Revolutionary parties that came into being in the wake of the 25 January and 30 June revolutions announced last October that they would stand together as the Democratic Alliance. George Ishak, a leading official of this progressive alliance, announced on Sunday that the Alliance is coordinating with Abdel-Gelil Mostafa, a former coordinator of the revolutionary anti-Mubarak Kefaya Movement, on a unified lists of party-based and independent candidates. Ishak appealed to all revolutionary forces to unite against the onslaught of Mubarak's NDP symbols and other parties that used a political cover for the Mubarak regime.
Political analysts agree that political parties have resorted to forming electoral alliances out of recognition that no single party alone can achieve good results in the polls.

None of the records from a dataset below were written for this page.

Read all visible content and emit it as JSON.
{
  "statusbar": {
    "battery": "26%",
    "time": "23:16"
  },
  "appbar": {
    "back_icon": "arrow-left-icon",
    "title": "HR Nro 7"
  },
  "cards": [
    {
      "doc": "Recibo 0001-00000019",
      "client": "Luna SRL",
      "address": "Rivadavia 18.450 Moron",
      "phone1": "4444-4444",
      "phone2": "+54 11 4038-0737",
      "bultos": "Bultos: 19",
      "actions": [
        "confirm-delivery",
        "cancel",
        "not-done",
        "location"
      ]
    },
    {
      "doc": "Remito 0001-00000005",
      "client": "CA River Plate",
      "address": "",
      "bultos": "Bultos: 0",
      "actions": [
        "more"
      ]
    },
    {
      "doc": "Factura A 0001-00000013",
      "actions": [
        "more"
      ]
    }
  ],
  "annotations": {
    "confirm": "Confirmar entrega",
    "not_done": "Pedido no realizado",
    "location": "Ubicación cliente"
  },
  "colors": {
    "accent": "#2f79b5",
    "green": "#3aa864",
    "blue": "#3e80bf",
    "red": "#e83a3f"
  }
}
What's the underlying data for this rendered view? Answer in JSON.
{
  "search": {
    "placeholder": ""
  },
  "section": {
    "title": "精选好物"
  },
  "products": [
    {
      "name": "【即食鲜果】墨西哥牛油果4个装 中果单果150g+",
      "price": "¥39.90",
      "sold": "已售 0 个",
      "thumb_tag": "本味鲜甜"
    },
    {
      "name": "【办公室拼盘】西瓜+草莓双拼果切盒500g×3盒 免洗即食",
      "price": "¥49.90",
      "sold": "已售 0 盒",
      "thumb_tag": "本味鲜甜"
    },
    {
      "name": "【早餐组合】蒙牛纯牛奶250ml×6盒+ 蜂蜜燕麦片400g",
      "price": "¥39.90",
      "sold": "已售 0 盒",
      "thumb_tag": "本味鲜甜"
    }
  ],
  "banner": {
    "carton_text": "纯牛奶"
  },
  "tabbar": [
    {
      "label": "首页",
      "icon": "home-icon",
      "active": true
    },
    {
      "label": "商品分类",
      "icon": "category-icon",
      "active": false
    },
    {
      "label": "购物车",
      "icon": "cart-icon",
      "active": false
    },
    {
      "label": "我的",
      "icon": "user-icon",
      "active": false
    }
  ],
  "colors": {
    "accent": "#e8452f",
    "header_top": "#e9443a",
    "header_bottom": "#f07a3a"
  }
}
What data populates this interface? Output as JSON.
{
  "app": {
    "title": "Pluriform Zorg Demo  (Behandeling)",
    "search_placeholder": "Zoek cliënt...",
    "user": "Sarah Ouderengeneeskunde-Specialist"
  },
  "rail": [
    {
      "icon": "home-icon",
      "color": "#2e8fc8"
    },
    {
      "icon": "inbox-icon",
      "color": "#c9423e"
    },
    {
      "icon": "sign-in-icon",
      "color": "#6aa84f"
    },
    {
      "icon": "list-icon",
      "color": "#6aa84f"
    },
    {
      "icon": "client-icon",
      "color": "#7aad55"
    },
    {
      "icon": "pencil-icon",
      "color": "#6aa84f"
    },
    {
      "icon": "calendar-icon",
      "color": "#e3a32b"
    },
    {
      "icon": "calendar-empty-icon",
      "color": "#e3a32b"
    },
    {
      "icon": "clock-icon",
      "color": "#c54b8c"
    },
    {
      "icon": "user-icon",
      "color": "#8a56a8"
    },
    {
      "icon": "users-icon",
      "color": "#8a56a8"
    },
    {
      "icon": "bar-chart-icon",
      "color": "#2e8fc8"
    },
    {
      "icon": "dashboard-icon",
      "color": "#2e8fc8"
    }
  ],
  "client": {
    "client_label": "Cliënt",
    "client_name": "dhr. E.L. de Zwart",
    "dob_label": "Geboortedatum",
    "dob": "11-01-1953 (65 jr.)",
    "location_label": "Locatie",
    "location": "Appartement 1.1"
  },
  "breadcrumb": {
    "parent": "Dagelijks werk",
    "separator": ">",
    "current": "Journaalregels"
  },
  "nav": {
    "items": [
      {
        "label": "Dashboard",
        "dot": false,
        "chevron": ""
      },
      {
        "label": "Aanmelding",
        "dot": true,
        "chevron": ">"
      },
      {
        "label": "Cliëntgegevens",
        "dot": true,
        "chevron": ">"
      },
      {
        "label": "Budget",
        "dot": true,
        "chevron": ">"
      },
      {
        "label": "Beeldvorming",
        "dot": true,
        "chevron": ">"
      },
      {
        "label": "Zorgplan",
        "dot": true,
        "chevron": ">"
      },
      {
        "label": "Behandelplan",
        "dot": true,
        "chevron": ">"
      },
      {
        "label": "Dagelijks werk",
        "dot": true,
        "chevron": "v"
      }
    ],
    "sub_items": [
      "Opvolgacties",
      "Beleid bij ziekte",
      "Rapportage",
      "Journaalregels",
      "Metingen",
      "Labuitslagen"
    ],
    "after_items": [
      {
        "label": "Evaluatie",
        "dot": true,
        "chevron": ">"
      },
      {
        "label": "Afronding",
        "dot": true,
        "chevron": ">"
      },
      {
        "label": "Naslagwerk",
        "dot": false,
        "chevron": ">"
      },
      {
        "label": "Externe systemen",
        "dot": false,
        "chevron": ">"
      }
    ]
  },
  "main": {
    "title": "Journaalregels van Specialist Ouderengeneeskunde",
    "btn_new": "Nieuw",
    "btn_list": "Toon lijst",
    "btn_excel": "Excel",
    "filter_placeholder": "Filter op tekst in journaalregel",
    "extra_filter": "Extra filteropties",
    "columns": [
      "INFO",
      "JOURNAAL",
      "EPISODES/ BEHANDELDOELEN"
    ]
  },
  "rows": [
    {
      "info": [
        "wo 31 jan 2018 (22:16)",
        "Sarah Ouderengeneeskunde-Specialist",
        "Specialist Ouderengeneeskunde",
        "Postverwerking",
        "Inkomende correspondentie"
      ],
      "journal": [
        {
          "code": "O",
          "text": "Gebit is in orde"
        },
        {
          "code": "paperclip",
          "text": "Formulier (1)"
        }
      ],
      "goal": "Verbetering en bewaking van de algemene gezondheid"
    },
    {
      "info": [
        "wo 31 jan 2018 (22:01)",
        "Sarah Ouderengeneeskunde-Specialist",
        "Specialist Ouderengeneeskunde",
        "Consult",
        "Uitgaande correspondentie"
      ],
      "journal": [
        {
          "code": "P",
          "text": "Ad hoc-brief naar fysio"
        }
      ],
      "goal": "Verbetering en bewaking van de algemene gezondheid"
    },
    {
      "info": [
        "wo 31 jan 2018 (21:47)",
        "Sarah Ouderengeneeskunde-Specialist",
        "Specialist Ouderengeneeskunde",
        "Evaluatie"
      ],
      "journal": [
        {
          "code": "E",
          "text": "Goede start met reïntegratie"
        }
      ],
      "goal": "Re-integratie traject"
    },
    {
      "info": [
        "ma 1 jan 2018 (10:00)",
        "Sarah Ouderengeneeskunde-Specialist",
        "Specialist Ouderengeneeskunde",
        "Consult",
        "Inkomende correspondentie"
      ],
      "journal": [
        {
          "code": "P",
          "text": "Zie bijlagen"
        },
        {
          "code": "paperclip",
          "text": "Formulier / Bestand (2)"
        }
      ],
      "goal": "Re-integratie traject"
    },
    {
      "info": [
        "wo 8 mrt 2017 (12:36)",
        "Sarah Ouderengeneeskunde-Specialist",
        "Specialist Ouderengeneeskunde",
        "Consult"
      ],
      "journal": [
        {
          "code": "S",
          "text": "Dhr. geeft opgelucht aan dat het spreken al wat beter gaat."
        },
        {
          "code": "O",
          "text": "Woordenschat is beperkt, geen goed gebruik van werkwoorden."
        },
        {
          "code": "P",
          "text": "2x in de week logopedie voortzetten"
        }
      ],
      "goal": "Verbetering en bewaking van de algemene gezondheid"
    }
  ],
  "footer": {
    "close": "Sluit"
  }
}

"With the Muslim Brotherhood banned and designated a terrorist organization and Mubarak's NDP dissolved by the court, these political parties have found themselves face to face with the challenge of securing a majority in parliament," said Gamal Zahran, a professor of political science with Suez Canal university and a former independent MP.
According to Zahran, himself a leader of the so-called Social Justice coalition, "the coming polls will involve four main competing forces: the liberal Wafd and other old guard political parties, the Mubarak regime's diehards (either member of the Egyptian Front or independents), revolutionary forces that are antagonistic to both Muslim Brotherhood and the Mubarak regimes, and remnants of Islamist forces, particularly the ultraconservative Salafist Nour party."
Zahran is sure that no single coalition will be able to gain a majority in the coming parliament. "But my hope is that the Mubarak diehards and Islamists will be marginalised in favor of a secular majority that can form the first post-constitution elected government," said Zahran.
Conversely, Zahran argued that " if the opposite took place, I mean if Mubarak's NDP diehards – including wealthy businessmen that were close to his son and heir apparent Gamal – were able to dominate parliament again, it would be a catastrophe for the country's political future."